MAVENCLAD is the first and only FDA-approved treatment for RRMS and active SPMS that provides two years of proven efficacy with a maximum of 20 days of oral treatment, over 96 weeks.

Because of its safety profile, use of MAVENCLAD is generally recommended for patients who have had an inadequate response to, or are unable to tolerate, an alternate drug indicated for the treatment of MS, and MAVENCLAD is not recommended for use in patients with clinically isolated syndrome (CIS). The MAVENCLAD label includes a boxed warning for malignancies and the risk of teratogenicity. The most common adverse reactions are upper respiratory tract infection, headache, and lymphopenia.

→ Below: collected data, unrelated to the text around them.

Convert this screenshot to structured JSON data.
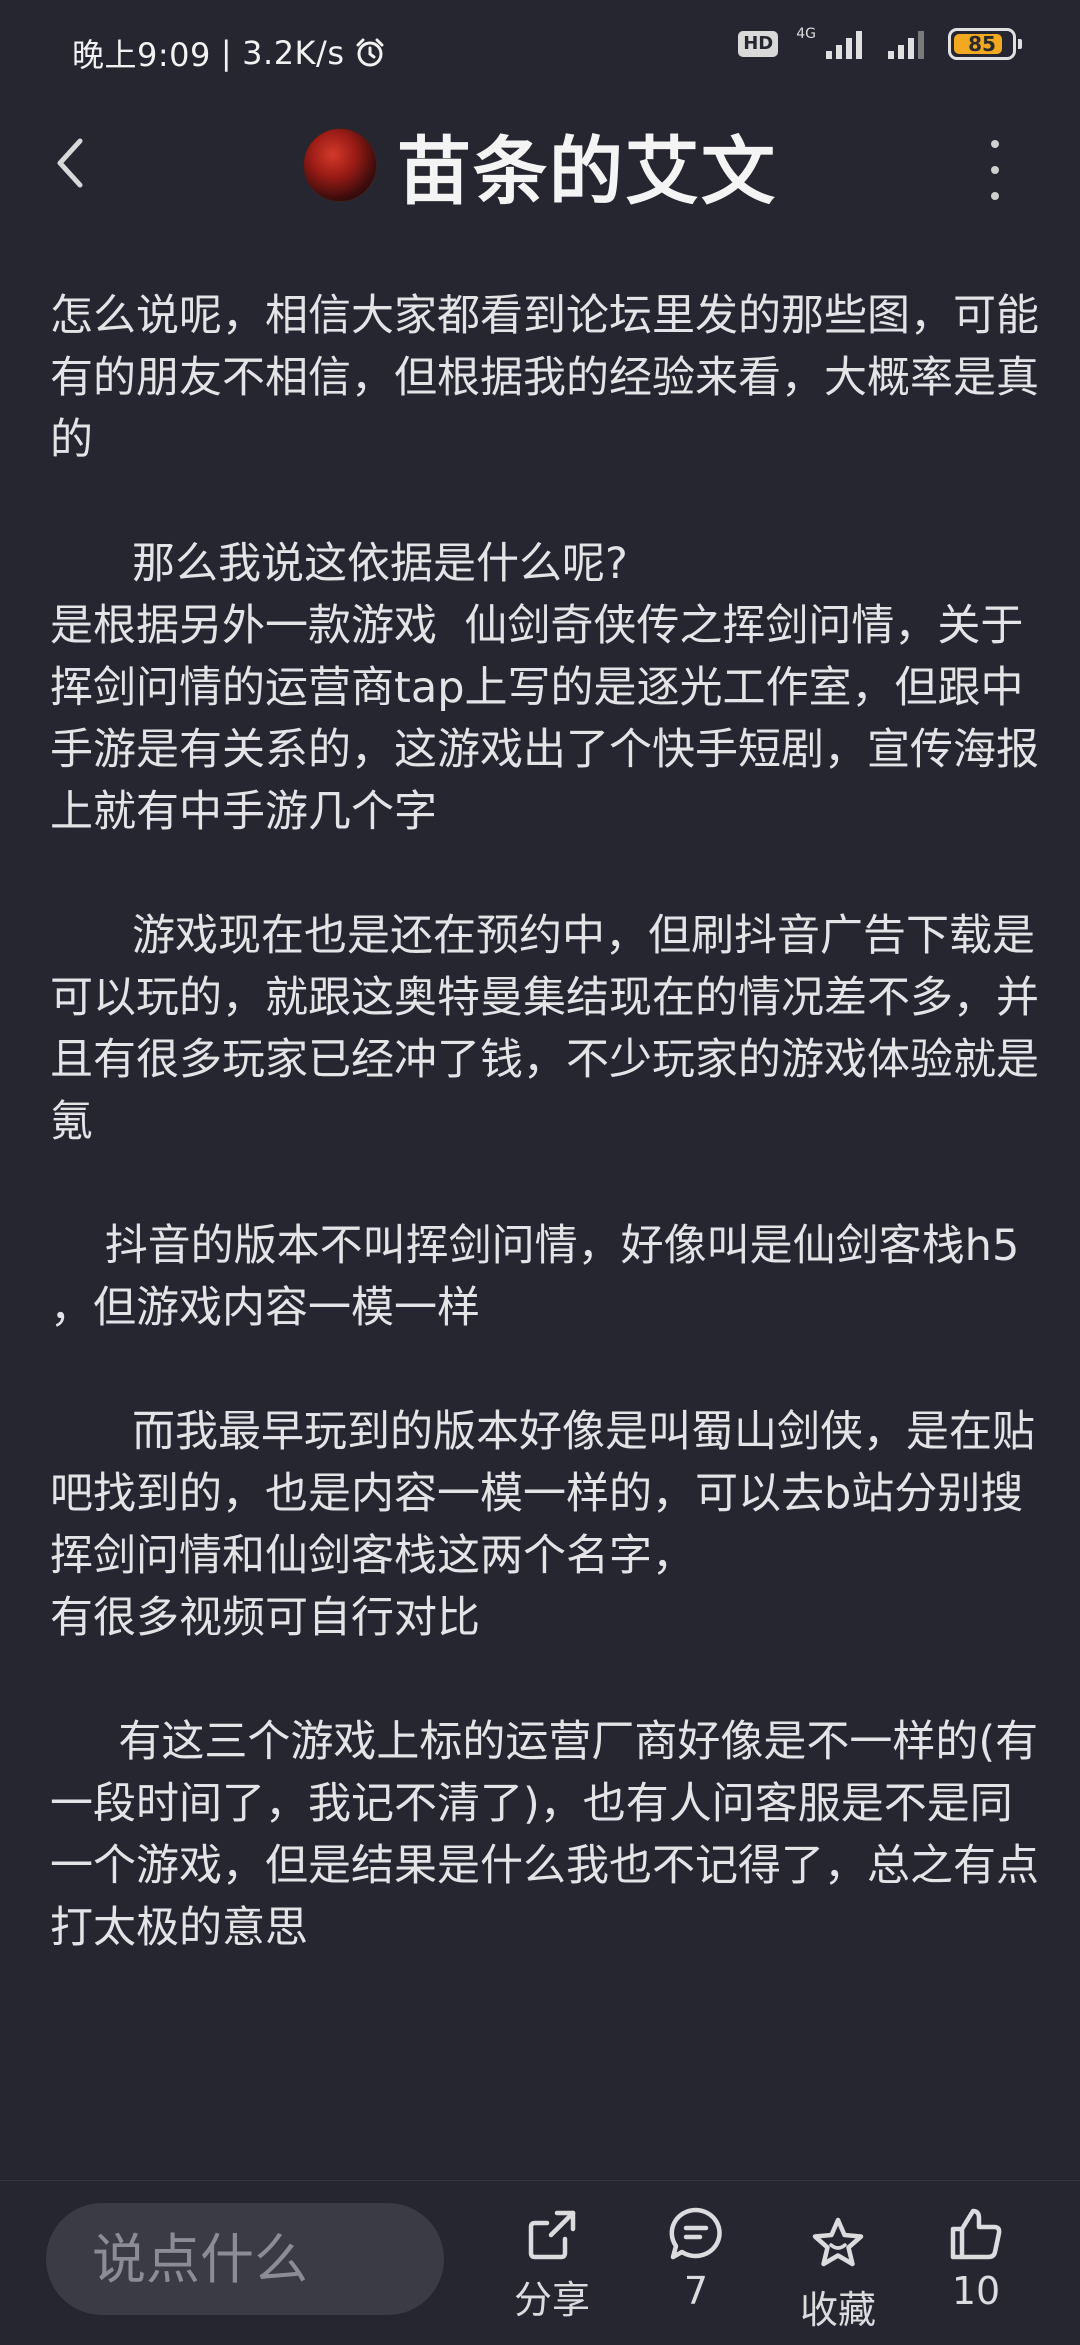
{
  "status_bar": {
    "time": "晚上9:09",
    "separator": "|",
    "speed": "3.2K/s",
    "hd": "HD",
    "network": "4G",
    "battery": "85",
    "battery_fraction": 0.85,
    "battery_color": "#f2a81f"
  },
  "header": {
    "title": "苗条的艾文"
  },
  "article": {
    "paragraphs": [
      "怎么说呢，相信大家都看到论坛里发的那些图，可能有的朋友不相信，但根据我的经验来看，大概率是真的",
      "      那么我说这依据是什么呢?\n是根据另外一款游戏  仙剑奇侠传之挥剑问情，关于挥剑问情的运营商tap上写的是逐光工作室，但跟中手游是有关系的，这游戏出了个快手短剧，宣传海报上就有中手游几个字",
      "      游戏现在也是还在预约中，但刷抖音广告下载是可以玩的，就跟这奥特曼集结现在的情况差不多，并且有很多玩家已经冲了钱，不少玩家的游戏体验就是氪",
      "    抖音的版本不叫挥剑问情，好像叫是仙剑客栈h5 ，但游戏内容一模一样",
      "      而我最早玩到的版本好像是叫蜀山剑侠，是在贴吧找到的，也是内容一模一样的，可以去b站分别搜挥剑问情和仙剑客栈这两个名字，\n有很多视频可自行对比",
      "     有这三个游戏上标的运营厂商好像是不一样的(有一段时间了，我记不清了)，也有人问客服是不是同一个游戏，但是结果是什么我也不记得了，总之有点打太极的意思"
    ]
  },
  "bottom_bar": {
    "comment_placeholder": "说点什么",
    "share_label": "分享",
    "comment_count": "7",
    "favorite_label": "收藏",
    "like_count": "10"
  },
  "icons": {
    "back": "chevron-left-icon",
    "more": "more-vertical-icon",
    "share": "share-icon",
    "comment": "comment-icon",
    "favorite": "star-icon",
    "like": "thumbs-up-icon",
    "alarm": "alarm-icon"
  }
}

“Ensuring broad access to MAVENCLAD for patients is a top priority for EMD Serono.” said Robert Truckenmiller, Head of Market Access & Customer Solutions, Fertility & Endocrinology at EMD Serono. “We are pleased that an industry leader like Prime Therapeutics recognizes the value of covering MAVENCLAD. This innovative contract provides value-based payment upon patients discontinuing or changing therapies, which supports our patient-centric mission.”

Prime’s 2018 real-world study showed patient adherence to MS disease-modifying drugs was associated with a significant decrease in relapses. Prime’s real-world data indicates insurers should consider implementing value-based agreements on high-cost therapies to help lower costs and develop clinical programs to improve use of medicines as prescribed.

  1. Multiple Sclerosis: Just the Facts. National MS Society. Accessed 6/2/2020.
  2. McKay, K., Kwan, V., Duggan, T. and Tremlett, H., 2020. Risk Factors Associated with The Onset of Relapsing-Remitting and Primary Progressive Multiple Sclerosis: A Systematic Review. National Institutes of Health.